Wolverine to Vanish From U.S. Due to Warming?

Built for the cold, the fierce wolverine may retreat from the mainland U.S. due to global warming, a new study says.

The wolverine may have finally met an enemy it can't claw past: The fierce creature is at risk of being KO'd by climate change, a new study says.

Built for the cold, wolverines make their homes mostly in the northern forests and tundras of North America, Europe, and Asia. The carnivores are rarely found in places where temperatures get higher than 72 degrees F (22 degrees C).

During winter, the animals' thick, oily fur serves as insulation, while large, padded paws help them run across deep snow. In the spring, wolverines build dens in the lingering snowpack to shelter newborns.

Currently about 15,000 or more wolverines are believed to roam Canada, and an unknown number reside in Alaska. Only a few dozen to a few hundred are believed to live in the contiguous United States, almost all of them in the mountains of Wyoming, Idaho, Montana, and Washington State.

The new study shows that climate change might endanger wolverines in the mainland U.S. by eliminating springtime snow and significantly increasing summer temperatures. (Related pictures: "Ten U.S. Species Feeling Global Warming's Heat.")

The U.S. Fish and Wildlife Service announced in December that the wolverine warrants protection under the Endangered Species Act, but the agency delayed an official listing, because other species were given higher priority.

Concerned about wolverine numbers, "the Colorado Division of Wildlife is also considering whether or not to reintroduce large numbers of wolverines in the state to help reestablish their populations," said study leader Synte Peacock, a climate scientist with the National Center for Atmospheric Research (NCAR) in Boulder, Colorado.

Wolverines to Retreat as Snow Melts?

Using advanced climate simulations running on an NCAR supercomputer, Peacock analyzed three possible future scenarios for the U.S. Northwest based on low, medium-low, and high greenhouse gas emissions.

The model showed that present-day wolverine habitat would have no snow cover during many springs after 2050 in both the high scenario, in which greenhouse gas levels continue to rise unabated, and the medium-low scenario, in which emissions rise slightly until 2040 and decline sharply toward the end of the century.

Springtime snow cover remained similar to present-day levels only in the low scenario, in which carbon dioxide emissions stay at present-day levels until 2020 and decline to zero by the early 2080s.

"That fast drop in spring snow cover was a real surprise to me, and it's something you see even in a pretty moderate scenario," Peacock said.
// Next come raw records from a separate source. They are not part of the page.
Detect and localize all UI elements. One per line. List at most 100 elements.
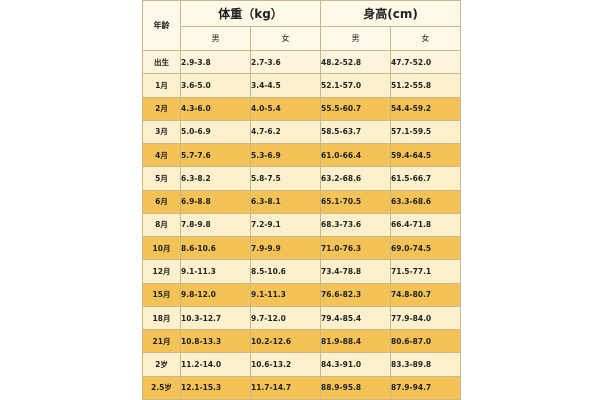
weight-female-cell: 11.7-14.7 (249, 375, 322, 400)
age-cell: 1月 (142, 73, 181, 98)
header-row-sex: 男 女 男 女 (143, 26, 462, 51)
table-row: 3月 5.0-6.9 4.7-6.2 58.5-63.7 57.1-59.5 (142, 119, 462, 145)
table-row: 18月 10.3-12.7 9.7-12.0 79.4-85.4 77.9-84.0 (142, 305, 462, 331)
weight-female-cell: 4.0-5.4 (249, 96, 322, 121)
table-row: 2岁 11.2-14.0 10.6-13.2 84.3-91.0 83.3-89.8 (142, 352, 462, 377)
age-cell: 2.5岁 (142, 375, 181, 400)
weight-male-cell: 10.8-13.3 (180, 329, 251, 354)
age-cell: 15月 (142, 282, 181, 307)
height-male-cell: 58.5-63.7 (320, 119, 392, 145)
height-female-cell: 54.4-59.2 (390, 96, 462, 121)
age-cell: 2岁 (142, 352, 181, 377)
weight-female-header: 女 (249, 26, 322, 51)
height-female-cell: 71.5-77.1 (390, 259, 462, 284)
height-male-cell: 84.3-91.0 (320, 352, 392, 377)
header-row-groups: 年龄 体重（kg） 身高(cm) (142, 0, 462, 51)
age-cell: 3月 (142, 119, 181, 145)
weight-male-cell: 8.6-10.6 (180, 236, 251, 261)
weight-female-cell: 10.6-13.2 (249, 352, 322, 377)
table-row: 12月 9.1-11.3 8.5-10.6 73.4-78.8 71.5-77.1 (142, 259, 462, 284)
height-female-cell: 47.7-52.0 (390, 49, 462, 75)
height-male-cell: 68.3-73.6 (320, 212, 392, 238)
table-row: 15月 9.8-12.0 9.1-11.3 76.6-82.3 74.8-80.7 (142, 282, 462, 307)
table-row: 2.5岁 12.1-15.3 11.7-14.7 88.9-95.8 87.9-94.7 (142, 375, 462, 400)
weight-male-cell: 10.3-12.7 (180, 305, 251, 331)
weight-male-cell: 2.9-3.8 (180, 49, 251, 75)
height-female-header: 女 (390, 26, 462, 51)
height-male-cell: 71.0-76.3 (320, 236, 392, 261)
weight-female-cell: 4.7-6.2 (249, 119, 322, 145)
height-female-cell: 61.5-66.7 (390, 166, 462, 191)
weight-female-cell: 2.7-3.6 (249, 49, 322, 75)
weight-male-cell: 9.8-12.0 (180, 282, 251, 307)
height-female-cell: 87.9-94.7 (390, 375, 462, 400)
table-row: 出生 2.9-3.8 2.7-3.6 48.2-52.8 47.7-52.0 (142, 49, 462, 75)
weight-female-cell: 5.3-6.9 (249, 143, 322, 168)
weight-male-cell: 5.7-7.6 (180, 143, 251, 168)
height-male-cell: 81.9-88.4 (320, 329, 392, 354)
table-row: 4月 5.7-7.6 5.3-6.9 61.0-66.4 59.4-64.5 (142, 143, 462, 168)
weight-female-cell: 8.5-10.6 (249, 259, 322, 284)
height-female-cell: 83.3-89.8 (390, 352, 462, 377)
table-row: 1月 3.6-5.0 3.4-4.5 52.1-57.0 51.2-55.8 (142, 73, 462, 98)
age-cell: 4月 (142, 143, 181, 168)
height-male-cell: 61.0-66.4 (320, 143, 392, 168)
height-male-cell: 63.2-68.6 (320, 166, 392, 191)
age-cell: 8月 (142, 212, 181, 238)
age-cell: 2月 (142, 96, 181, 121)
weight-male-cell: 6.3-8.2 (180, 166, 251, 191)
weight-female-cell: 5.8-7.5 (249, 166, 322, 191)
height-male-cell: 65.1-70.5 (320, 189, 392, 214)
height-female-cell: 59.4-64.5 (390, 143, 462, 168)
table-row: 5月 6.3-8.2 5.8-7.5 63.2-68.6 61.5-66.7 (142, 166, 462, 191)
height-male-cell: 55.5-60.7 (320, 96, 392, 121)
weight-group-header: 体重（kg） (179, 0, 322, 27)
height-male-cell: 48.2-52.8 (320, 49, 392, 75)
height-male-cell: 88.9-95.8 (320, 375, 392, 400)
height-female-cell: 77.9-84.0 (390, 305, 462, 331)
weight-female-cell: 10.2-12.6 (249, 329, 322, 354)
weight-female-cell: 9.1-11.3 (249, 282, 322, 307)
weight-male-cell: 12.1-15.3 (180, 375, 251, 400)
weight-male-cell: 6.9-8.8 (180, 189, 251, 214)
table-row: 10月 8.6-10.6 7.9-9.9 71.0-76.3 69.0-74.5 (142, 236, 462, 261)
table-row: 21月 10.8-13.3 10.2-12.6 81.9-88.4 80.6-87.0 (142, 329, 462, 354)
growth-standard-table: 年龄 体重（kg） 身高(cm) 男 女 男 女 出生 2.9-3.8 2.7-3.… (142, 0, 462, 400)
weight-male-cell: 4.3-6.0 (180, 96, 251, 121)
height-female-cell: 57.1-59.5 (390, 119, 462, 145)
age-cell: 21月 (142, 329, 181, 354)
height-female-cell: 66.4-71.8 (390, 212, 462, 238)
age-cell: 18月 (142, 305, 181, 331)
table-row: 2月 4.3-6.0 4.0-5.4 55.5-60.7 54.4-59.2 (142, 96, 462, 121)
weight-male-cell: 5.0-6.9 (180, 119, 251, 145)
weight-female-cell: 3.4-4.5 (249, 73, 322, 98)
weight-male-cell: 9.1-11.3 (180, 259, 251, 284)
height-male-cell: 79.4-85.4 (320, 305, 392, 331)
table-row: 8月 7.8-9.8 7.2-9.1 68.3-73.6 66.4-71.8 (142, 212, 462, 238)
height-male-cell: 52.1-57.0 (320, 73, 392, 98)
table-row: 6月 6.9-8.8 6.3-8.1 65.1-70.5 63.3-68.6 (142, 189, 462, 214)
height-female-cell: 51.2-55.8 (390, 73, 462, 98)
age-cell: 5月 (142, 166, 181, 191)
height-group-header: 身高(cm) (320, 0, 462, 27)
height-male-header: 男 (320, 26, 392, 51)
table-body: 出生 2.9-3.8 2.7-3.6 48.2-52.8 47.7-52.0 1月 3.6-… (142, 49, 462, 400)
age-cell: 10月 (142, 236, 181, 261)
height-female-cell: 74.8-80.7 (390, 282, 462, 307)
weight-male-cell: 7.8-9.8 (180, 212, 251, 238)
weight-female-cell: 7.2-9.1 (249, 212, 322, 238)
age-cell: 12月 (142, 259, 181, 284)
weight-female-cell: 9.7-12.0 (249, 305, 322, 331)
height-female-cell: 63.3-68.6 (390, 189, 462, 214)
height-male-cell: 73.4-78.8 (320, 259, 392, 284)
age-cell: 6月 (142, 189, 181, 214)
height-female-cell: 80.6-87.0 (390, 329, 462, 354)
height-male-cell: 76.6-82.3 (320, 282, 392, 307)
weight-female-cell: 7.9-9.9 (249, 236, 322, 261)
age-cell: 出生 (142, 49, 181, 75)
weight-male-cell: 3.6-5.0 (180, 73, 251, 98)
weight-male-header: 男 (180, 26, 251, 51)
height-female-cell: 69.0-74.5 (390, 236, 462, 261)
weight-male-cell: 11.2-14.0 (180, 352, 251, 377)
age-column-header: 年龄 (142, 0, 181, 51)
Without spring snow, wolverines would have to adpat very rapidly to find new ways of sheltering their young.

(Related: "Global Warming Threatens Lemmings in Norway.")

Summer temperatures also might increase radically across wolverine habitat in the mainland U.S. In the high and medium-low scenarios, maximum summer temperatures were projected to frequently exceed 90 degrees F (32 degrees C) by the end of the century.

Although it's unclear exactly how wolverines would respond to such changes, the new simulations suggest that the very low numbers of wolverines currently living in the contiguous U.S. would likely decline further in response to habitat deterioration, she said.

"It's very uncertain whether or not wolverines can continue to survive in the contiguous United States," Peacock said.

The wolverines-and-warming study was published online January 25 by the journal Environmental Research Letters.